The announcement this week that the Tisbury selectmen have made a million-dollar deal to throw the town’s support behind the Stop & Shop expansion threatens to make a mockery of the whole review process before the Martha’s Vineyard Commission.

Certainly the town of Tisbury has an interest in protecting itself from the negative impacts of a bigger store, but the scope and timing of the draft memorandum of agreement between Stop & Shop and the town only makes it harder to understand who’s in charge here.

It was no secret that the size and configuration of the municipal parking lot adjacent to the store had been a sticking point in the commission’s review of the project. The town belatedly formed a parking lot committee, which came up with a redesign proposal approved by the selectman on March 11. At that time, the selectmen indicated they wanted Stop & Shop to help pay for the lot’s redesign.

But the draft agreement, evidently negotiated behind closed doors over the last two weeks, goes far beyond the parking lot, addressing most of the issues the commission has been grappling with in public hearings for more than nine months.
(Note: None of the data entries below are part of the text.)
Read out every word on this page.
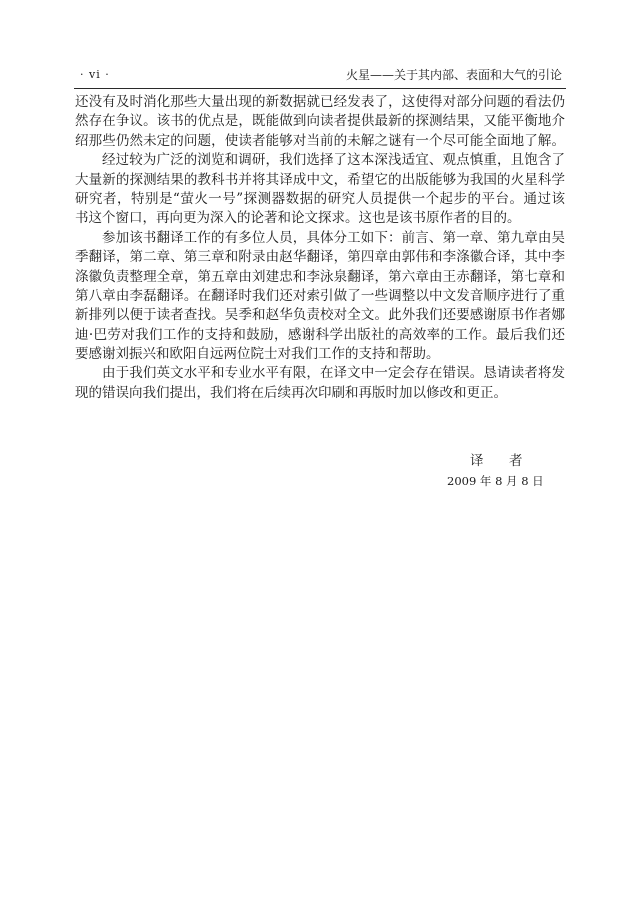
· vi ·	火星——关于其内部、表面和大气的引论
还没有及时消化那些大量出现的新数据就已经发表了，这使得对部分问题的看法仍
然存在争议。该书的优点是，既能做到向读者提供最新的探测结果，又能平衡地介
绍那些仍然未定的问题，使读者能够对当前的未解之谜有一个尽可能全面地了解。
经过较为广泛的浏览和调研，我们选择了这本深浅适宜、观点慎重，且饱含了
大量新的探测结果的教科书并将其译成中文，希望它的出版能够为我国的火星科学
研究者，特别是“萤火一号”探测器数据的研究人员提供一个起步的平台。通过该
书这个窗口，再向更为深入的论著和论文探求。这也是该书原作者的目的。
参加该书翻译工作的有多位人员，具体分工如下：前言、第一章、第九章由吴
季翻译，第二章、第三章和附录由赵华翻译，第四章由郭伟和李涤徽合译，其中李
涤徽负责整理全章，第五章由刘建忠和李泳泉翻译，第六章由王赤翻译，第七章和
第八章由李磊翻译。在翻译时我们还对索引做了一些调整以中文发音顺序进行了重
新排列以便于读者查找。吴季和赵华负责校对全文。此外我们还要感谢原书作者娜
迪·巴劳对我们工作的支持和鼓励，感谢科学出版社的高效率的工作。最后我们还
要感谢刘振兴和欧阳自远两位院士对我们工作的支持和帮助。
由于我们英文水平和专业水平有限，在译文中一定会存在错误。恳请读者将发
现的错误向我们提出，我们将在后续再次印刷和再版时加以修改和更正。
译　者
2009 年 8 月 8 日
The detailed $1.165 million package would have Stop & Shop funding a veritable Christmas list of town projects — paying to move a historic house, donating to Habitat to Humanity, providing funds for traffic mitigation and fixing up the town comfort station, among other things. In return, the town agrees to support Stop & Shop’s expansion plan before the commission.

The fact that the agreement was approved by two of the town’s three selectmen, one of whom is stepping down next month, doesn’t do much to create the impression of an open and inclusive process.

Contrast this with the Squibnocket parking lot project, where the Chilmark selectmen are holding a series of public hearings and seeking town meeting approval before moving forward in partnership with a group of homeowners. We wonder whether Tisbury voters really know what their selectmen have negotiated on their behalf.

The commission, of course, is free to reject or modify terms of the agreement between Tisbury and Stop & Shop, when it finally votes on whether to approve the renovated grocery store as a development of regional impact. But the review process has been confusing enough — for the public and even for Stop & Shop — without this unnecessary wrinkle.